Marketing and the Sale of Protected Health Information
- What was proposed? The proposed rule modified the current definition of “marketing” and narrowed the existing exceptions under the Privacy Rule. In particular, the proposed rule distinguished treatment and health care operations communications, and clarified the role “financial remuneration” would play in rendering marketing communications as part of health care operations. Additionally, OCR removed from the current definition of marketing situations where a Covered Entity discloses PHI to another entity in exchange for remunerations. Instead, OCR characterized this as the “sale of PHI,” which would be specifically prohibited without an Authorization.
- Why is this important? According to OCR, the Privacy Rule’s definition of marketing has not sufficiently addressed concerns about the ability of “a third party to pay a Covered Entity  for the Covered Entity to send health-related communications to an individual about the third party’s products or services.” OCR is signaling a stricter approach to marketing communications, which would affect certain remunerated communications previously considered to be permissible in furtherance of “health care operations.” It also remains unclear whether existing Authorizations (that do not, as would be required under the proposed rule, specifically describe certain payments made for communications) will be deemed compliant after release of the final rule and, if not, what the timeline for compliance will be.
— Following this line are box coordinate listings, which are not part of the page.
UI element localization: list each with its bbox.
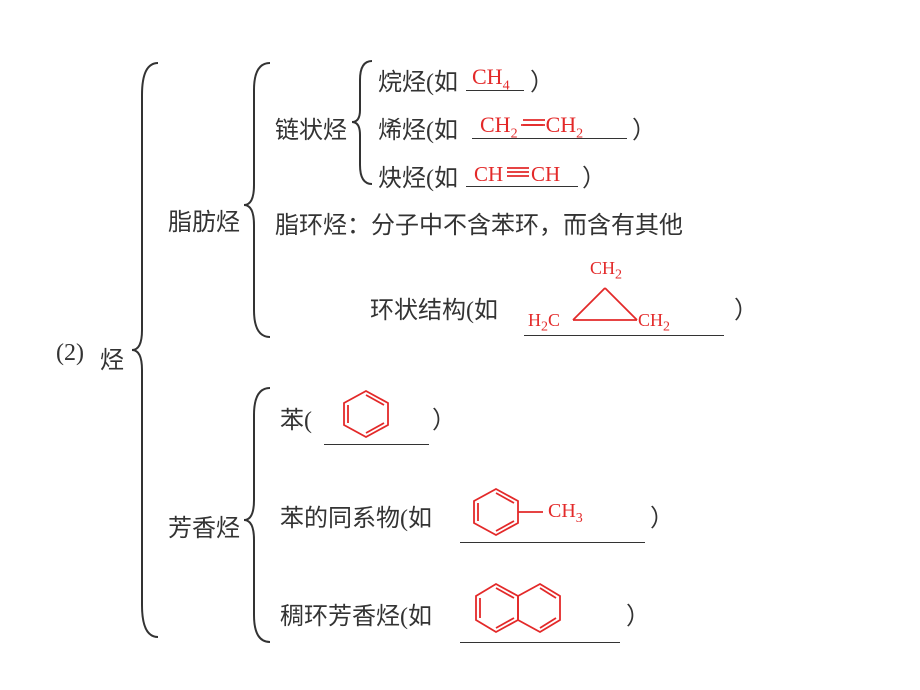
aliphatic-label: 脂肪烃 [168, 202, 240, 237]
benzene-label: 苯( [280, 400, 312, 435]
fused-label: 稠环芳香烃(如 [280, 596, 432, 631]
benzene-close: ） [432, 400, 456, 435]
alkyne-right: CH [531, 162, 560, 187]
root-brace [128, 55, 168, 645]
alicyclic-line1: 脂环烃：分子中不含苯环，而含有其他 [275, 205, 683, 240]
alkene-close: ） [632, 110, 656, 145]
alkene-double-bond [520, 118, 548, 128]
toluene-ch3: CH3 [548, 500, 583, 527]
homolog-underline [460, 542, 645, 543]
homolog-close: ） [650, 498, 674, 533]
cyclopropane-left: H2C [528, 310, 560, 336]
alkane-underline [466, 90, 524, 91]
alkyne-label: 炔烃(如 [378, 158, 458, 193]
chain-brace [348, 55, 378, 190]
alkane-label: 烷烃(如 [378, 62, 458, 97]
benzene-underline [324, 444, 429, 445]
cyclopropane-top: CH2 [590, 258, 622, 284]
toluene-icon [465, 483, 555, 539]
alkene-label: 烯烃(如 [378, 110, 458, 145]
alkane-close: ） [530, 62, 554, 97]
fused-underline [460, 642, 620, 643]
cyclopropane-close: ） [734, 290, 758, 325]
alkyne-triple-bond [505, 166, 531, 178]
cyclopropane-underline [524, 335, 724, 336]
alkyne-left: CH [474, 162, 503, 187]
cyclopropane-right: CH2 [638, 310, 670, 336]
benzene-icon [335, 385, 397, 441]
aromatic-brace [240, 380, 280, 650]
alkyne-underline [466, 186, 578, 187]
alkyne-close: ） [582, 158, 606, 193]
aromatic-label: 芳香烃 [168, 508, 240, 543]
root-prefix: (2) [56, 340, 84, 367]
naphthalene-icon [468, 578, 568, 638]
chain-label: 链状烃 [275, 110, 347, 145]
homolog-label: 苯的同系物(如 [280, 498, 432, 533]
alkene-underline [472, 138, 627, 139]
aliphatic-brace [240, 55, 280, 345]
alicyclic-line2: 环状结构(如 [370, 290, 498, 325]
root-label: 烃 [100, 340, 124, 375]
diagram-container: (2) 烃 脂肪烃 链状烃 烷烃(如 CH4 ） 烯烃(如 CH2CH2 ） 炔… [0, 0, 920, 690]
fused-close: ） [626, 596, 650, 631]
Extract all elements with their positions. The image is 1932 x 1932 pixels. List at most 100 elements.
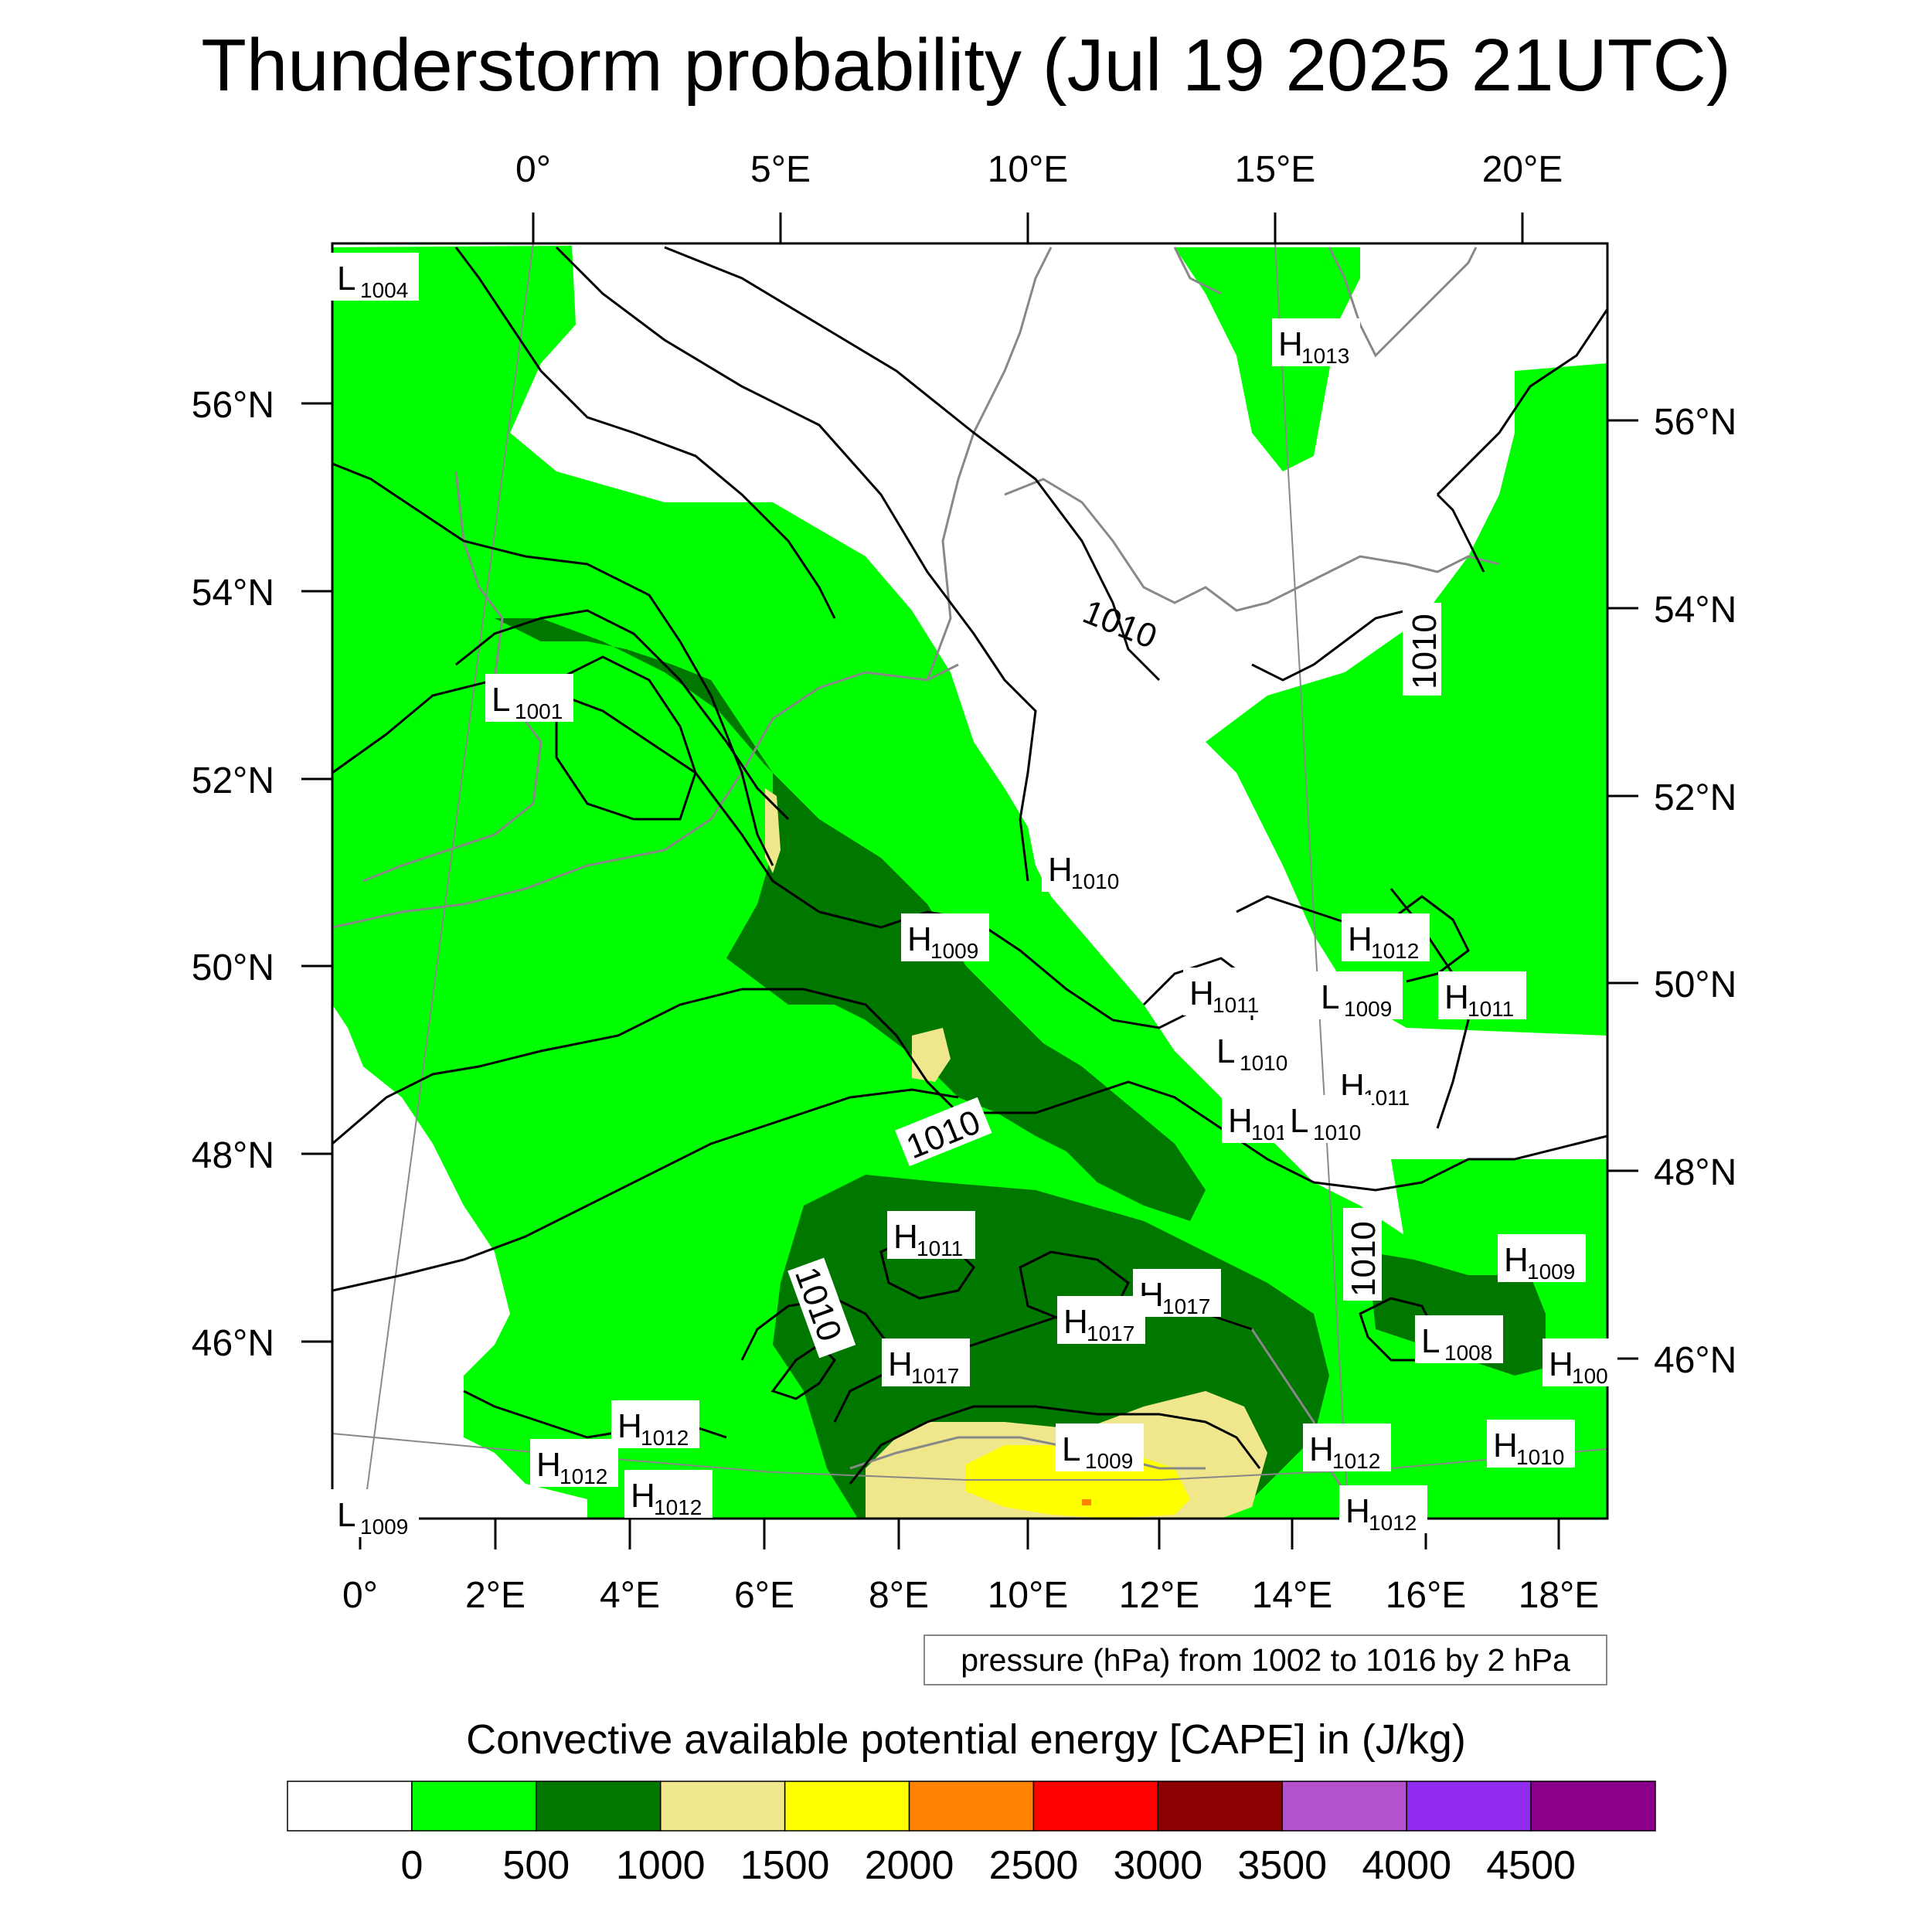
pressure-center-value: 100 [1572, 1364, 1608, 1388]
cape-area-0-500-west [332, 246, 1607, 1519]
left-lat-label: 48°N [192, 1135, 274, 1176]
bottom-lon-label: 18°E [1519, 1575, 1600, 1616]
pressure-center-value: 1010 [1240, 1051, 1287, 1075]
pressure-center-low: L 1008 [1415, 1315, 1503, 1365]
colorbar-swatch [536, 1781, 662, 1832]
top-lon-labels: 0° 5°E 10°E 15°E 20°E [515, 149, 1563, 190]
pressure-center-type: H [1189, 975, 1214, 1012]
pressure-center-value: 1009 [930, 939, 978, 963]
pressure-center-type: L [1321, 978, 1339, 1016]
right-lat-label: 56°N [1654, 402, 1736, 443]
right-lat-label: 46°N [1654, 1340, 1736, 1381]
pressure-center-value: 1009 [1344, 997, 1392, 1021]
colorbar-title: Convective available potential energy [C… [466, 1716, 1466, 1763]
pressure-center-value: 1009 [360, 1515, 408, 1539]
pressure-center-type: H [907, 920, 932, 958]
pressure-center-value: 1012 [1332, 1449, 1380, 1473]
pressure-center-type: L [337, 260, 355, 298]
pressure-center-type: H [888, 1345, 913, 1383]
pressure-center-value: 1011 [917, 1236, 963, 1260]
bottom-lon-label: 0° [342, 1575, 378, 1616]
bottom-lon-label: 6°E [734, 1575, 794, 1616]
colorbar-swatch [287, 1781, 413, 1832]
pressure-center-low: L 1009 [331, 1489, 419, 1539]
pressure-center-value: 1017 [1087, 1321, 1134, 1345]
colorbar-label: 4000 [1362, 1843, 1451, 1888]
bottom-lon-label: 16°E [1386, 1575, 1467, 1616]
top-lon-label: 15°E [1235, 149, 1316, 190]
pressure-center-value: 1010 [1516, 1445, 1564, 1469]
left-lat-label: 52°N [192, 760, 274, 801]
colorbar-swatch [1530, 1781, 1656, 1832]
right-lat-label: 52°N [1654, 777, 1736, 818]
pressure-center-low: L 1004 [331, 253, 419, 302]
colorbar-swatch [1406, 1781, 1532, 1832]
chart-title: Thunderstorm probability (Jul 19 2025 21… [201, 24, 1731, 107]
pressure-center-type: H [1048, 851, 1073, 889]
cape-area-0-500-northeast [1206, 363, 1607, 1036]
cape-spot-2000-2500 [1082, 1499, 1091, 1505]
colorbar-swatch [908, 1781, 1035, 1832]
pressure-center-value: 1017 [911, 1364, 959, 1388]
top-lon-label: 20°E [1482, 149, 1563, 190]
pressure-center-type: L [1421, 1322, 1440, 1360]
bottom-lon-label: 14°E [1252, 1575, 1333, 1616]
pressure-center-type: H [1444, 978, 1469, 1016]
cape-colorbar: 0 500 1000 1500 2000 2500 3000 3500 4000 4500 [287, 1781, 1656, 1888]
pressure-center-type: H [631, 1477, 655, 1515]
isobar-label: 1010 [1345, 1221, 1383, 1297]
pressure-center-low: L 1010 [1210, 1026, 1298, 1075]
top-lon-label: 10°E [988, 149, 1069, 190]
pressure-center-type: H [617, 1407, 642, 1445]
bottom-lon-label: 4°E [600, 1575, 660, 1616]
pressure-center-value: 1011 [1468, 997, 1514, 1021]
colorbar-label: 1500 [740, 1843, 830, 1888]
pressure-center-type: H [1345, 1492, 1370, 1530]
pressure-center-low: L 1001 [485, 674, 573, 723]
bottom-lon-labels: 0° 2°E 4°E 6°E 8°E 10°E 12°E 14°E 16°E 1… [342, 1575, 1599, 1616]
colorbar-swatch [659, 1781, 786, 1832]
pressure-center-type: H [1504, 1241, 1529, 1279]
pressure-center-type: H [1549, 1345, 1573, 1383]
plot-frame [331, 242, 1609, 1520]
pressure-center-type: H [1348, 920, 1372, 958]
colorbar-label: 3000 [1114, 1843, 1203, 1888]
pressure-center-value: 1012 [641, 1426, 689, 1450]
pressure-center-value: 1009 [1085, 1449, 1133, 1473]
pressure-center-type: L [1290, 1102, 1308, 1140]
colorbar-swatch [1032, 1781, 1159, 1832]
right-lat-label: 48°N [1654, 1152, 1736, 1193]
colorbar-swatch [784, 1781, 910, 1832]
pressure-center-value: 1008 [1444, 1341, 1492, 1365]
colorbar-label: 1000 [616, 1843, 706, 1888]
colorbar-label: 2000 [865, 1843, 954, 1888]
top-lon-label: 0° [515, 149, 551, 190]
pressure-center-value: 1010 [1313, 1121, 1361, 1145]
bottom-lon-label: 10°E [988, 1575, 1069, 1616]
pressure-center-low: L 1009 [1056, 1423, 1144, 1473]
pressure-center-type: L [492, 681, 510, 719]
right-lat-label: 50°N [1654, 964, 1736, 1005]
pressure-center-value: 1017 [1162, 1294, 1210, 1318]
pressure-center-type: H [1228, 1102, 1253, 1140]
pressure-interval-note: pressure (hPa) from 1002 to 1016 by 2 hP… [923, 1634, 1607, 1685]
pressure-center-low: L 1010 [1284, 1095, 1372, 1145]
cape-area-0-500-north [842, 247, 1360, 471]
colorbar-label: 500 [502, 1843, 570, 1888]
pressure-center-type: H [1063, 1303, 1088, 1341]
pressure-center-type: H [1309, 1430, 1334, 1468]
cape-area-0-500-northwest [332, 247, 464, 835]
bottom-lon-label: 8°E [869, 1575, 929, 1616]
pressure-center-value: 1001 [515, 699, 563, 723]
top-lon-label: 5°E [750, 149, 811, 190]
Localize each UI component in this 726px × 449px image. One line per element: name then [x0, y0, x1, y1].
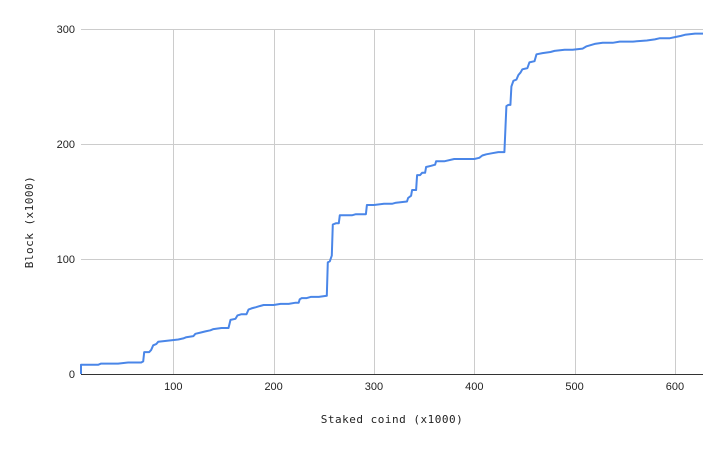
x-tick-label: 500 — [565, 381, 583, 393]
y-tick-label: 0 — [69, 369, 75, 381]
x-tick-label: 400 — [465, 381, 483, 393]
series-line — [80, 32, 703, 374]
series-layer — [80, 32, 703, 374]
y-axis-title: Block (x1000) — [23, 176, 36, 269]
x-tick-label: 200 — [264, 381, 282, 393]
y-tick-label: 100 — [57, 254, 75, 266]
gridlines — [81, 29, 703, 374]
y-tick-label: 200 — [57, 139, 75, 151]
x-tick-labels: 100 200 300 400 500 600 — [164, 381, 684, 393]
x-axis-title: Staked coind (x1000) — [321, 413, 463, 426]
y-tick-labels: 0 100 200 300 — [57, 24, 75, 381]
x-tick-label: 600 — [666, 381, 684, 393]
y-tick-label: 300 — [57, 24, 75, 36]
x-tick-label: 300 — [365, 381, 383, 393]
x-tick-label: 100 — [164, 381, 182, 393]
- What should you be doing now? Covered Entities should identify and analyze situations where they communicate with individuals and receive financial remuneration, either directly or indirectly, from a third party for doing so. Additionally, Covered Entities should scrutinize any situation where the receive financial remuneration in return for a third party communicating with an individual. It is these situations that are likely to be targeted by OCR and may no longer be permissible, without valid Authorizations, pursuant to a final regulation.
- What was proposed? OCR proposed to require Covered Entities to provide, with each fundraising communication, a clear and conspicuous opportunity for the individual to opt-out of future fundraising communications. Additionally, this opt-out may not cause the individual to incur an undue burden or more than nominal cost. The proposed rule also prohibits Covered Entities from conditioning treatment or payment on an individual’s decision to opt-out of future fundraising communications.
- Why is this important? For the most part, the proposed fundraising provisions track HITECH’s statutory language, and will most likely be finalized in their current form. HITECH strengthened an individual’s right under the Privacy Rule to opt-out of fundraising communications by requiring OCR to modify the Privacy Rule so that Covered Entities must treat an opt-out as a revocation of an Authorization. OCR interpreted “shall be treated as a revocation of authorization” as prohibiting the conditioning of treatment or payment on an individual’s decision to allow fundraising communications.
- What should you be doing now? Covered Entities should consider their current fundraising endeavors and the extent to which such endeavors rely upon the use or disclosure of PHI. It may be prudent to brainstorm cost-effective methods for an individual to opt-out of fundraising communication, such as utilizing existing toll-free numbers and e-mail.
Although the delay in the release of the highly anticipated HITECH final rule has certainly caused Covered Entities and Business Associates to patiently live in a state of flux, it has been clear since 2009 that the final regulation will significantly change portions of Privacy, Security, Breach, and Enforcement Rules. While the specifics remain unclear, the HITECH statutory requirements, including the above discussed considerations, provide a good starting point for meaningful continued preparation.